# Rafter spacing for metal roof



## cibula11 (Jan 6, 2007)

I'm installing 36" exposed fastener steel panels on a treehouse. I was just planning on runnin rafters at 24 o.c. But got to thinking I probably don't need to space them that close. Rafters are 2x6 and span a little over 60" from wall to 2x8 ridge board. Any thoughts?
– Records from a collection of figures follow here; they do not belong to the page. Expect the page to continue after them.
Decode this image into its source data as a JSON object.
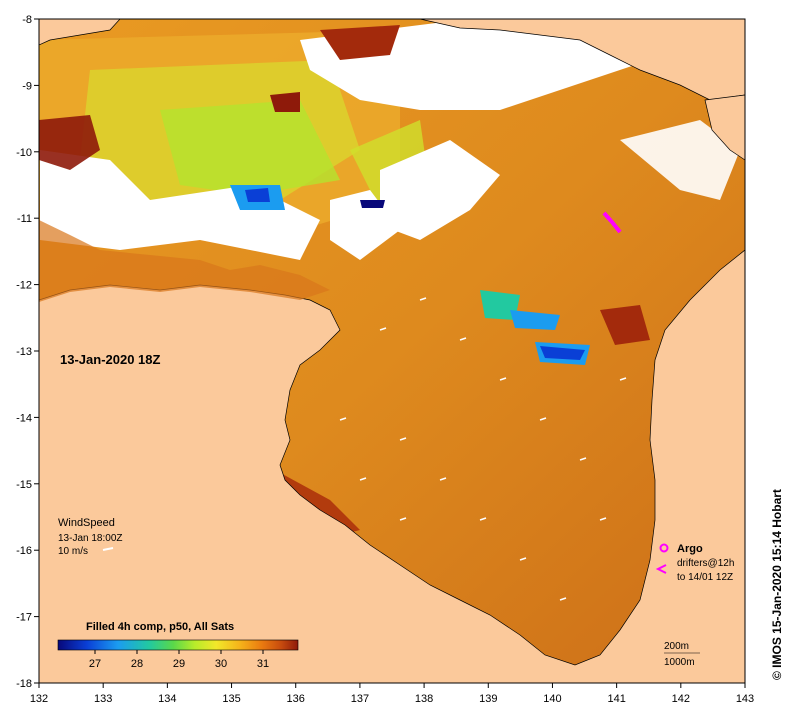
{
  "map": {
    "date_label": "13-Jan-2020 18Z",
    "credit": "© IMOS 15-Jan-2020 15:14 Hobart",
    "lon_ticks": [
      "132",
      "133",
      "134",
      "135",
      "136",
      "137",
      "138",
      "139",
      "140",
      "141",
      "142",
      "143"
    ],
    "lat_ticks": [
      "-8",
      "-9",
      "-10",
      "-11",
      "-12",
      "-13",
      "-14",
      "-15",
      "-16",
      "-17",
      "-18"
    ],
    "wind": {
      "title": "WindSpeed",
      "time": "13-Jan 18:00Z",
      "scale": "10 m/s"
    },
    "argo": {
      "title": "Argo",
      "drifters": "drifters@12h",
      "to": "to 14/01 12Z"
    },
    "depth": {
      "a": "200m",
      "b": "1000m"
    },
    "colorbar": {
      "title": "Filled 4h comp, p50, All Sats",
      "labels": [
        "27",
        "28",
        "29",
        "30",
        "31"
      ],
      "colors": [
        "#08087a",
        "#0a3fd6",
        "#1b9cf0",
        "#22c9a0",
        "#5ad84a",
        "#b8ec2a",
        "#f2e72a",
        "#f5b21a",
        "#ea7a10",
        "#c74b0e",
        "#8e1a0a"
      ]
    },
    "colors": {
      "land": "#fbc99b",
      "sea": "#d97a1c",
      "cloud": "#ffffff",
      "argo": "#ff00ff"
    }
  }
}
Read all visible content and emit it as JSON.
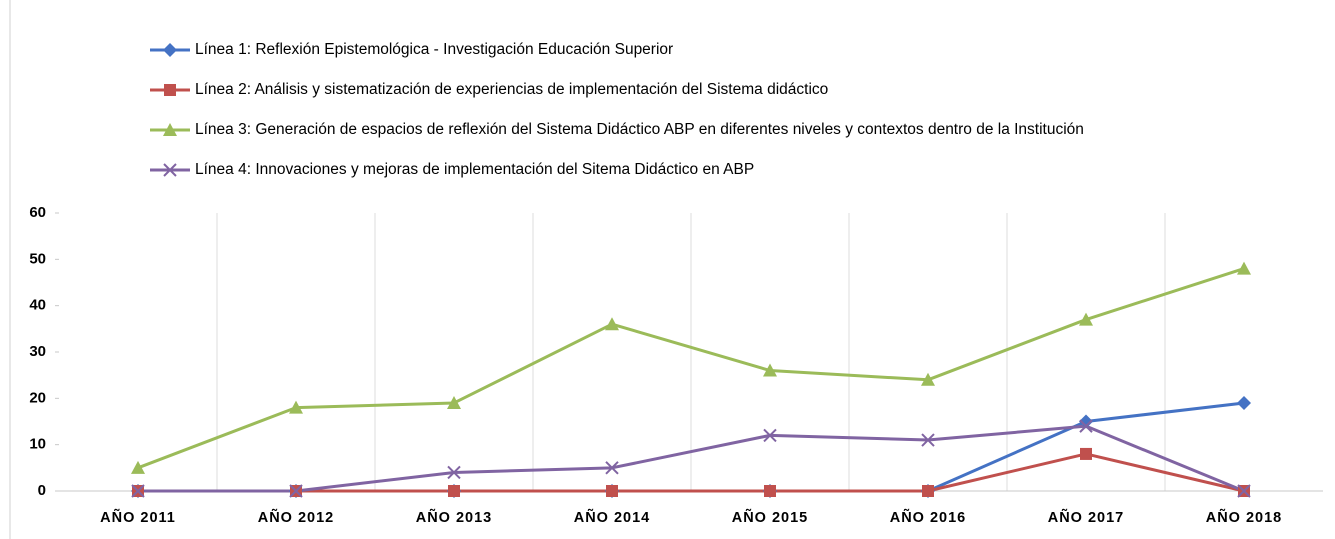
{
  "chart_data": {
    "type": "line",
    "categories": [
      "AÑO 2011",
      "AÑO 2012",
      "AÑO 2013",
      "AÑO 2014",
      "AÑO 2015",
      "AÑO 2016",
      "AÑO 2017",
      "AÑO 2018"
    ],
    "series": [
      {
        "name": "Línea 1: Reflexión Epistemológica - Investigación Educación Superior",
        "color": "#4472c4",
        "marker": "diamond",
        "values": [
          0,
          0,
          0,
          0,
          0,
          0,
          15,
          19
        ]
      },
      {
        "name": "Línea 2: Análisis y sistematización de experiencias de implementación del Sistema didáctico",
        "color": "#c0504d",
        "marker": "square",
        "values": [
          0,
          0,
          0,
          0,
          0,
          0,
          8,
          0
        ]
      },
      {
        "name": "Línea 3: Generación de espacios de reflexión del Sistema Didáctico ABP en diferentes niveles y contextos dentro de la Institución",
        "color": "#9bbb59",
        "marker": "triangle",
        "values": [
          5,
          18,
          19,
          36,
          26,
          24,
          37,
          48
        ]
      },
      {
        "name": "Línea 4: Innovaciones y mejoras de implementación del Sitema Didáctico en ABP",
        "color": "#8064a2",
        "marker": "x",
        "values": [
          0,
          0,
          4,
          5,
          12,
          11,
          14,
          0
        ]
      }
    ],
    "ylim": [
      0,
      60
    ],
    "yticks": [
      0,
      10,
      20,
      30,
      40,
      50,
      60
    ],
    "grid": "x",
    "legend": "top"
  }
}
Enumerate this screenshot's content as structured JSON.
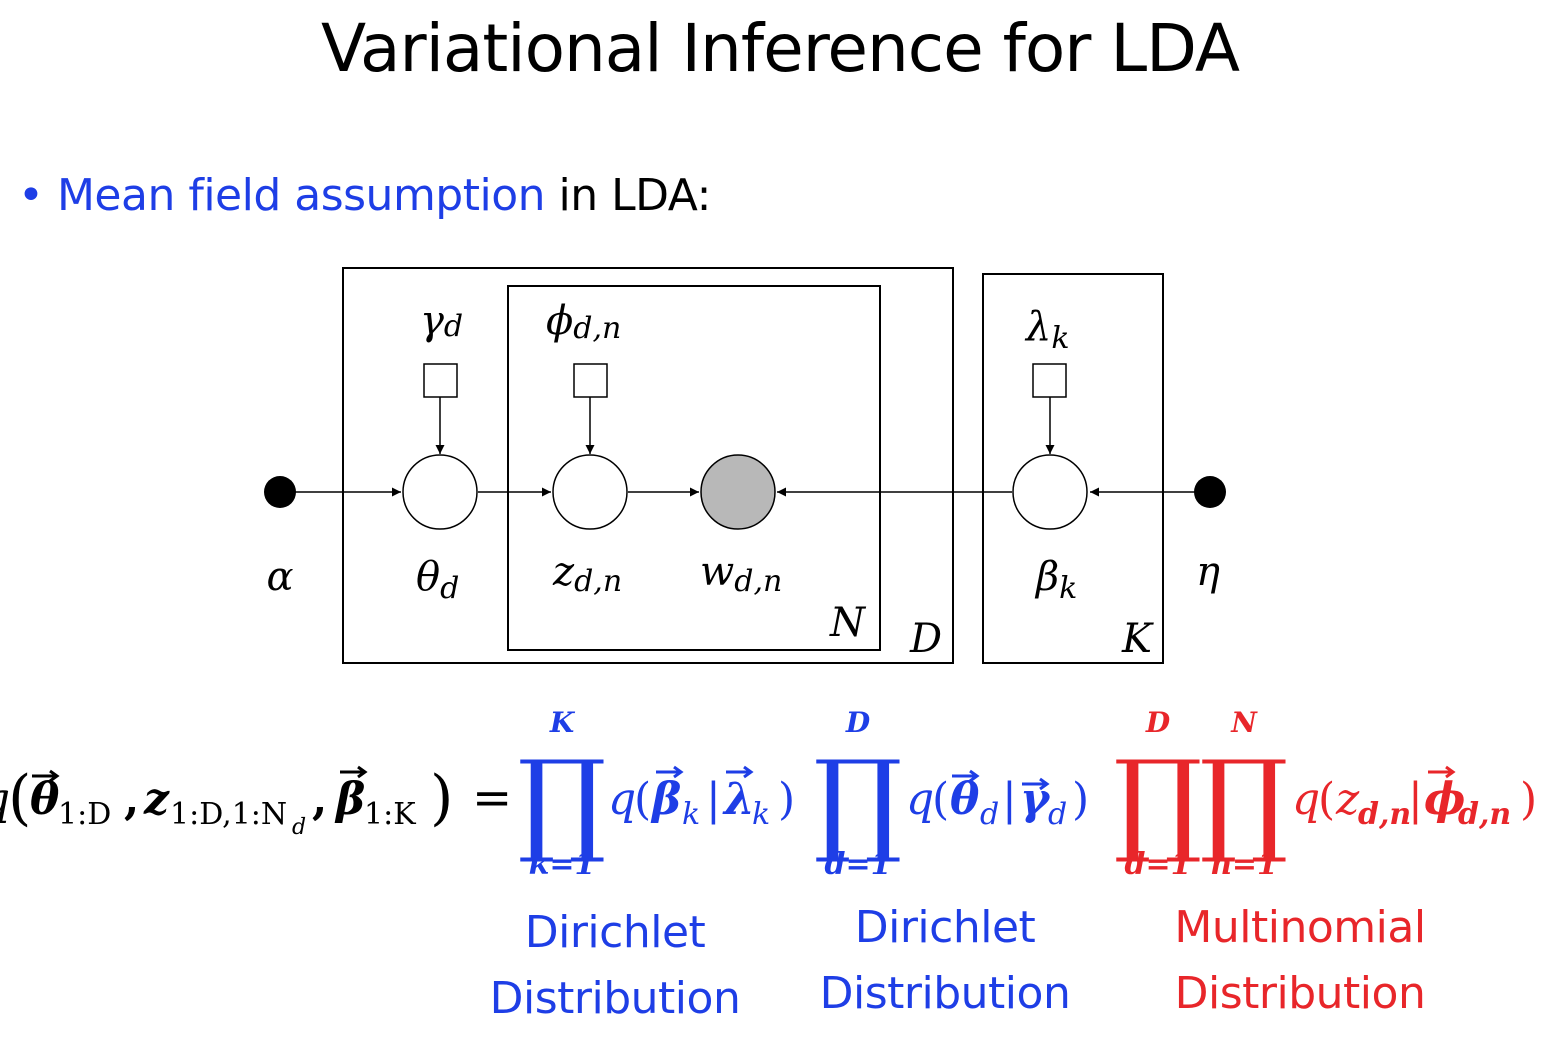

Oh and wasn't planning on adding sheathing obviously.


----------



## craig11152 (Jun 20, 2015)

I'm not sure I am following you but you need purlins across the rafters correct? 

So you have rafters running vertically at some spacing then purlins running horizontally at some spacing on top of the rafters and the metal panels screw in to the purlins.


----------



## cibula11 (Jan 6, 2007)

Yes, flat 2x4 every 2 ft


----------



## craig11152 (Jun 20, 2015)

Don't quote but I think you could go 36 or even 48 OC . The purlins will weigh more than the roof does.


----------



## joecaption (Nov 30, 2011)

Keep it at 24".
Do not use pressure treat wood for the purlins, it will eat up the metal roofing and screws.
Never seen anyone use 2 X 4's, always 1 X 4's.


----------



## SeniorSitizen (Sep 10, 2012)

Purlin hangers/clips are available if you would rather the purlin be on the same level as the rafter rather than on top of the rafter.


----------



## cibula11 (Jan 6, 2007)

Okay so 1x4s across rafters every 24" not 2x4s, correct?


----------